Shabako’s sympathies were with his pharaoh. However, his loyalty to the Red God was even more compelling. Though he longed with all his heart to see Nefer succeed, he dared not show him favor. That would go against his sacred oath, and place his immortal soul in peril.
He considered the fence. Along the length of it his men crouched with burning torches. The fence was twice the height of a man and made of bundles of dried grass that would burn like tinder on this hot, dry wind. The fence was built in a semi-circle with each end anchored on the edge of the cliff. It held the head of the bridge in its arms. There was no way round it. To reach the bridgehead the novices must break through it.
Reluctantly Shabako shouted the order to set the fire. The torchbearers ran down its length, dragging the flames along the bottom of the fence. They caught instantly, rising in a towering wall of awful crimson flame and dark smoke.
Nefer saw the wall of flame rise ahead of them, and though he had anticipated it, still his spirits quailed and he feared for the horses, for they had already endured so much.

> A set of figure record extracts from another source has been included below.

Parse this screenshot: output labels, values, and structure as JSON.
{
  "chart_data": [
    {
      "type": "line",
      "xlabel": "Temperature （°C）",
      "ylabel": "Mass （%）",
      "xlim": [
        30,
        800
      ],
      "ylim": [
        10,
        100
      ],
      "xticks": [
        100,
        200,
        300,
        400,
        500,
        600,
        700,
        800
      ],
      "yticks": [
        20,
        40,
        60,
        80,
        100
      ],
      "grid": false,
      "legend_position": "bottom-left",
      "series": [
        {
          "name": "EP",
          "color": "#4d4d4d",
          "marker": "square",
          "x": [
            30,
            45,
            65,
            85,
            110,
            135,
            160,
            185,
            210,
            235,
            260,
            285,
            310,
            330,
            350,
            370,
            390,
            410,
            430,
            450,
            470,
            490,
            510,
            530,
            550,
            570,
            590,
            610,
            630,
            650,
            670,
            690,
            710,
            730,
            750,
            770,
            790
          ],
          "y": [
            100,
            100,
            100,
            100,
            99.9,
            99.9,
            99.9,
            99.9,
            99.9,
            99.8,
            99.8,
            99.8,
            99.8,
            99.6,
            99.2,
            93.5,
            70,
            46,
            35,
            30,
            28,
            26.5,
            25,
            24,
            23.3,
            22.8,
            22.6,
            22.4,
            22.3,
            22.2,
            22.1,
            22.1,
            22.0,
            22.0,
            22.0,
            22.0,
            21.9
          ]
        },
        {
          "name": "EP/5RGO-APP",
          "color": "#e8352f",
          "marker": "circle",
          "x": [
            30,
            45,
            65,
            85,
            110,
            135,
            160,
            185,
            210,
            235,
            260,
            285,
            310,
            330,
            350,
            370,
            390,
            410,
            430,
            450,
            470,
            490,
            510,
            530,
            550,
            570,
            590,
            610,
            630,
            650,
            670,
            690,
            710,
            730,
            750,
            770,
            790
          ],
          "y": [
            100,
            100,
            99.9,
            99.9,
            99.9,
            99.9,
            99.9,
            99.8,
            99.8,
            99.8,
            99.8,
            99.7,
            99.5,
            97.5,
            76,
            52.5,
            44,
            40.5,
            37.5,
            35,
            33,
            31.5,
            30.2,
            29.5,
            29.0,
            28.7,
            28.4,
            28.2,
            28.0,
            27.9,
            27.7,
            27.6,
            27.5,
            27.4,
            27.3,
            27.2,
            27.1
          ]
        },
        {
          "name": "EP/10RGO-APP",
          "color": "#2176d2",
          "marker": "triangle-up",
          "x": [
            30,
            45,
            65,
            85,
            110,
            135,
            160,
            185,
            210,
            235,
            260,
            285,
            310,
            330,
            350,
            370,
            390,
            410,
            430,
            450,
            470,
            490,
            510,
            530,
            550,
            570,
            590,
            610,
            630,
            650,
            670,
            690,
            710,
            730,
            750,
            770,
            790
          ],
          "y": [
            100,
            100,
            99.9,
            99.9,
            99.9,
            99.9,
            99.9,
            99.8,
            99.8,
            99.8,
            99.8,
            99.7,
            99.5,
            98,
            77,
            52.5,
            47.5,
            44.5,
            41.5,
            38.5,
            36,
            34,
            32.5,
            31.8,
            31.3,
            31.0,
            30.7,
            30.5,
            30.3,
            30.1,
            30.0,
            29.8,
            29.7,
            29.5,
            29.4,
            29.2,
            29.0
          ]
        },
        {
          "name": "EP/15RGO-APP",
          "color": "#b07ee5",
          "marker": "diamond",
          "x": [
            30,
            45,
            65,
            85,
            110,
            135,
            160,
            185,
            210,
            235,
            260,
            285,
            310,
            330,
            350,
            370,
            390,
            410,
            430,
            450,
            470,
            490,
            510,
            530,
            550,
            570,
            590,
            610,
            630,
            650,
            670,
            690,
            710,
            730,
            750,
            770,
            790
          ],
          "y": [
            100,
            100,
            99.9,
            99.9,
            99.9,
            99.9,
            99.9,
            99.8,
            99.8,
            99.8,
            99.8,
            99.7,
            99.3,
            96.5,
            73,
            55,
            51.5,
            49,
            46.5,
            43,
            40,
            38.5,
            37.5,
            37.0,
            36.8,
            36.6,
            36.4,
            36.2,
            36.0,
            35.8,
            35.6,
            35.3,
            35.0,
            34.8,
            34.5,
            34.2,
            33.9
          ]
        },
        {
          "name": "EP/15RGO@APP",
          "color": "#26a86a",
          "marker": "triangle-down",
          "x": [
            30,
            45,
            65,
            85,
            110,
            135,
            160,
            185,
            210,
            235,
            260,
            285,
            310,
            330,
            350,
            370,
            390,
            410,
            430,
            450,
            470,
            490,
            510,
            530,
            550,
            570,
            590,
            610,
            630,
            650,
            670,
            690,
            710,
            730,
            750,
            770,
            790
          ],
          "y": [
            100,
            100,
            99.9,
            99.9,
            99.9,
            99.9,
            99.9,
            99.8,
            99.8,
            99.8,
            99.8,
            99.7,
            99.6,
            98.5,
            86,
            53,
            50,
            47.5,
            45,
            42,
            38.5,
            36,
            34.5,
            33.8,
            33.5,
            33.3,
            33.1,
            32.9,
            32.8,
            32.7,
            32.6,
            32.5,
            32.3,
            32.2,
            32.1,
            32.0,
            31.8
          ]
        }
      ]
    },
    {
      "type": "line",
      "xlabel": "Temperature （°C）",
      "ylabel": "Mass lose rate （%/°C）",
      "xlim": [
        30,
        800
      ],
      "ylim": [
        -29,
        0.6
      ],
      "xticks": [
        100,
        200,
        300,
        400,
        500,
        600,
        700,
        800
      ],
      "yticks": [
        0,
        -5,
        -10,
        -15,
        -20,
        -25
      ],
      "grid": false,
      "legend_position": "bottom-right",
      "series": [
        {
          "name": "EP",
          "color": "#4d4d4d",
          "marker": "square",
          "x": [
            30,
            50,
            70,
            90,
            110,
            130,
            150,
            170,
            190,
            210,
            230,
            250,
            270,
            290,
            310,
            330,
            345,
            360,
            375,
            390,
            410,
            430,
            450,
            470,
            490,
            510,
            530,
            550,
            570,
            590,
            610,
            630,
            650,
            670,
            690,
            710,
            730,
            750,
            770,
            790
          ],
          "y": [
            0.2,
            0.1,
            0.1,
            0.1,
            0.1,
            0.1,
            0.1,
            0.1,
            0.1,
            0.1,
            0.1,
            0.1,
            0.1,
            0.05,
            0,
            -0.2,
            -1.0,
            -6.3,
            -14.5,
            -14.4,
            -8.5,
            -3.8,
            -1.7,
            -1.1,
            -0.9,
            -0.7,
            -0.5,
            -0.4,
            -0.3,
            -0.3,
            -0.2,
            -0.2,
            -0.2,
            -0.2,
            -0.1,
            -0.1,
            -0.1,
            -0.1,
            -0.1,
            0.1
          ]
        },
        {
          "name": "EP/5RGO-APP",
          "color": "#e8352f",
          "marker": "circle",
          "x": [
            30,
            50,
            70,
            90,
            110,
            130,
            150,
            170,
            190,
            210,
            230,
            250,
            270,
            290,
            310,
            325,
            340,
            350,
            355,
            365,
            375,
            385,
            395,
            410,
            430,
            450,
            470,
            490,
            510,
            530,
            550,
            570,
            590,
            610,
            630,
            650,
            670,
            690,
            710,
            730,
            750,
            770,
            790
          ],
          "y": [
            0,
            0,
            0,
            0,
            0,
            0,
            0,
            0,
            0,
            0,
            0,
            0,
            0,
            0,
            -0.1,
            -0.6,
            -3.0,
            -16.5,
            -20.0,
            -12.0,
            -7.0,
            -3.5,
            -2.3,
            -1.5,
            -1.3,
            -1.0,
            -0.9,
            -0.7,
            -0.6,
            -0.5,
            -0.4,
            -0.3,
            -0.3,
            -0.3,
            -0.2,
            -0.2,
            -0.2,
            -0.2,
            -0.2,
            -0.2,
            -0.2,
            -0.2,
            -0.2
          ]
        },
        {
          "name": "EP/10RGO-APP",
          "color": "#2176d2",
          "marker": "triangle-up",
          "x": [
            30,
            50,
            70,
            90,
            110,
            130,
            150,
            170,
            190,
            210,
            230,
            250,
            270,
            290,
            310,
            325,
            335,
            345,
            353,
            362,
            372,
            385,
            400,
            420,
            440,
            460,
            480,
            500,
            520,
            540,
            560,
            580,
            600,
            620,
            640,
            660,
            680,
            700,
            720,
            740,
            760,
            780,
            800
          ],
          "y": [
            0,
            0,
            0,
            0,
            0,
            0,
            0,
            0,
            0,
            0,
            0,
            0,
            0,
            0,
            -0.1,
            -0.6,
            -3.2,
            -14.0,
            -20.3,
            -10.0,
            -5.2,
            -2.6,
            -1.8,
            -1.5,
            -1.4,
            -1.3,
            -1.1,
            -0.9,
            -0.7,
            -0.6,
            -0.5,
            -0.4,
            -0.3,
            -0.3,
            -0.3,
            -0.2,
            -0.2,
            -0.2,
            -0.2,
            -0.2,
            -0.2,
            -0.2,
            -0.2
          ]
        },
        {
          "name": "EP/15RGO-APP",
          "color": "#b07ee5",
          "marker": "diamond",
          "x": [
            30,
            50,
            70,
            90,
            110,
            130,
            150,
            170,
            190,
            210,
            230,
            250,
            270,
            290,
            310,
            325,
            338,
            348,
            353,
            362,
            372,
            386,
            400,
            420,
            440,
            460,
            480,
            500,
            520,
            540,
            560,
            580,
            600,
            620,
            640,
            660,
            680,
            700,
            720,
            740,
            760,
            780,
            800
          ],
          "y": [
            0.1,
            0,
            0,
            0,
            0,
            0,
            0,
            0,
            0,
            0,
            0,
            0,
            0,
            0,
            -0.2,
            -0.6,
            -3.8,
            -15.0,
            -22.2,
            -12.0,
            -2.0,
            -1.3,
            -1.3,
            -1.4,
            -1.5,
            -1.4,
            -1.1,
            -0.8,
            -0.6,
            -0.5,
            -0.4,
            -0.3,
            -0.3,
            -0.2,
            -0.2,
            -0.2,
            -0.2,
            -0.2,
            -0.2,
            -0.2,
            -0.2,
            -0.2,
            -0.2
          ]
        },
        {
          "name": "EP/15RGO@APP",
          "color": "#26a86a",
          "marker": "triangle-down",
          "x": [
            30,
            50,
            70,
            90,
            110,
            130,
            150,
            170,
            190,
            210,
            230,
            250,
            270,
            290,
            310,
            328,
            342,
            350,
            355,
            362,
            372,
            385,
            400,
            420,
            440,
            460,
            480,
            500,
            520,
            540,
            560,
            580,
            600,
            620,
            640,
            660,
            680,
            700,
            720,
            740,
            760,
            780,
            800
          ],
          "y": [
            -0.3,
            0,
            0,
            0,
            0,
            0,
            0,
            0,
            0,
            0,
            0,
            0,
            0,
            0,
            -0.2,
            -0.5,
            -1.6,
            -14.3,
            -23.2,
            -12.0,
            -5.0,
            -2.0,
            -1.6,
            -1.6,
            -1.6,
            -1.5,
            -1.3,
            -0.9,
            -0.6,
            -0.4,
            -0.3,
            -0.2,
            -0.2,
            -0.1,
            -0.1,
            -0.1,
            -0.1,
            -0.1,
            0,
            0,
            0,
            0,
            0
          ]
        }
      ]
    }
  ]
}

He watched Krus’ ears and saw them switching back and forth with alarm as he smelt the smoke and watched the flames leap and tumble on the wind.
Not far behind them he heard Daimios’ derisive jeers: “Take the long road, Nefer Seti. The fire is too hot for your tender skin.”
Nefer ignored him and studied the wall of fire as they bore down on it. There was no weak place that he could see, but the nearest end had been lit first and the flames burned faster and more furiously. As he watched, a heavy bundle of the dried grass fell out of the wall and left a narrow gap through which he could make out the wavering heat-obscured outline of the bridgehead beyond.